Lie #2: I have to feel love to show love.
We have been married for 20 years. My love for my husband has grown and changed over those years. Our marriage could not sustain those electrifying moments of courtship for two decades. No marriage can.
But, my ability to love my husband does not hinge on those feelings remaining or on him reciprocating my gestures of love. It is entirely up to me whether I will act lovingly toward him. The decision to love, even if he is unlovable, glorifies God and sustains a marriage. And his decision to love me, when I am unlovable, glorifies God. When I serve my spouse instead of complaining about him, when I acknowledge and praise the things he is doing to provide for our family, when I pray for him and with him, when I work on becoming the woman God has called me to be, I am showing the world that love is a choice. I choose to never give up on my marriage because Christ never gave up on me.

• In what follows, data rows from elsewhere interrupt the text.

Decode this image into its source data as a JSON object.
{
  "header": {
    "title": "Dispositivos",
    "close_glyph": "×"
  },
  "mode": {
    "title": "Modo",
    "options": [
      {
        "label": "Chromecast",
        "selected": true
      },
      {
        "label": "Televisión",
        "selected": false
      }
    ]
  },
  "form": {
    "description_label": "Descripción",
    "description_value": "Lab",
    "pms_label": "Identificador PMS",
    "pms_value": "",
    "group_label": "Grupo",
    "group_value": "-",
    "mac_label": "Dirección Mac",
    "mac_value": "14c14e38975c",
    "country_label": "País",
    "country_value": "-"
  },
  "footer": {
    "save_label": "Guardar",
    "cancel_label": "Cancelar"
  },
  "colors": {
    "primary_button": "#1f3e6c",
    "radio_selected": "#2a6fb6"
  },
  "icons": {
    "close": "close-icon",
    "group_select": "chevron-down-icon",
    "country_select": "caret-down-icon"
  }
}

And if I’m honest, I’m glad we didn’t stay in that crazy, tingling, wonderful dating phase. Our relationship has evolved into something much deeper and far more real than it was when we promised forever. The transition from infatuation to intentional and committed love can be hard for some couples, but marriage is worth fighting for.
Lie #3: My spouse should meet all my needs.
No person will ever meet all your needs perfectly, only Jesus Christ can do that. At some point, my spouse will fail or disappoint me. At some point, I will fail or disappoint him. And when we hurt each other in our brokenness, we can find rest in the One who will never fail to love and understand us exactly as we require. I must find my identity and worth in my Saviour.
Just as no one can eat your food for you, or accept the truth of the gospel on your behalf, no one can love your spouse for you. You are in charge of that decision. Will you decide today to love the partner that you promised forever?
*none of this implies a spouse in an abusive relationship should remain in a dangerous situation. If your partner is harming or threatening you, it is imperative that you find a safe place and seek biblical counseling.